Dağıstanlı jeolog ve yazar İlham Gadjimuradov yeni bir iddiada bulunarak, Nuh Tufanı’nın Van Gölü’nde meydana geldiğini ve bölgesel bir felaket olduğunu ileri sürdü. İlham Gadjimuradov, yaptığı açıklamada, Nuh Tufanı’nın genel kültürde ve Tevrat gibi çeşitli kaynaklarda, bugüne dek kabul edildiği gibi, tüm dünyayı kapsayan bir olay olmadığını, tufanın bundan 8 bin yıl önce yaşandığını ve Van Gölü etrafında volkanik patlamaların da bu tufanın bir sonucu olduğunu ifade etti.

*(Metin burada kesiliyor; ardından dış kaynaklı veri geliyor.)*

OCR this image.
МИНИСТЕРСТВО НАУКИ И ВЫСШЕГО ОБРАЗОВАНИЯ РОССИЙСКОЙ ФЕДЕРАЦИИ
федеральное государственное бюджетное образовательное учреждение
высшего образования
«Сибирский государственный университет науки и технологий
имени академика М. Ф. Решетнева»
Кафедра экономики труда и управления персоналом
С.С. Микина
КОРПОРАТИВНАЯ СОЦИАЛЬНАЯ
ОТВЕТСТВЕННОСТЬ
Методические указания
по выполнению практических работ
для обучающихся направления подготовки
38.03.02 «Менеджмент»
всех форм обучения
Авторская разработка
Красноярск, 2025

Tufanın mahalli bir felaket olarak kendini gösterdiğini savunan Gadjimuradov, Kuran’da Nuh Tufanı’nın tüm dünyayı kapsadığına dair bir ifadenin yer almadığını, Van Gölü’nün zemininde, eski uygarlıkların kalıntılarının bulunuyor olmasının bu tezi güçlendirdiğini belirtti. Gadjimuradov, “Olayın üzerinden 8 bin sene geçtikten sonra, Van Gölü’nün çevresindeki dağlardan birinde, Nuh’un gemisinden geriye kalan parçaları bulabileceğimize dair bir garanti yok. Fakat bu dağlardan birinde olayın hatırasını gösteren taştan yapılmış bir anıtı bulmamız mümkün” diye konuştu. Eski Mezopotamya kaynaklarının, Kuran-ı Kerim ile Tevrat’ın verdiği bilgilerin Van Gölü civarında gelişmiş bir medeniyetin batmış olduğunu gösterdiğini, su altında kalan Atlantis’in izlerinin de Van Gölü’nde aranması gerektiğini belirten Gadjimuradov, gerek Kuran-ı Kerim gerekse Tevrat’ın çeşitli ayetlerinin, volkanik bir patlama sonucu helak olan “Ad” kavminin hikayesine yer verdiğini söyledi. Volkan patlaması sonucu püsküren küllerin Van vadisi civarındaki toprağa döküldüğünü, bunun sonucunda oldukça verimli alanların oluştuğunu söyleyen Gadjimuradov, şöyle devam etti:”Van gölü zemininde yapılan sondaj çalışmalarında, volkan külü tabakalarının saptanmıştır. Dolayısıyla kaybolan cennetin ve Nuh Tufanı’nın meydana geldiği bölgenin Mezopotamya’ya da, Karadeniz’de değil de Van Gölü’nde aranması gerekir.”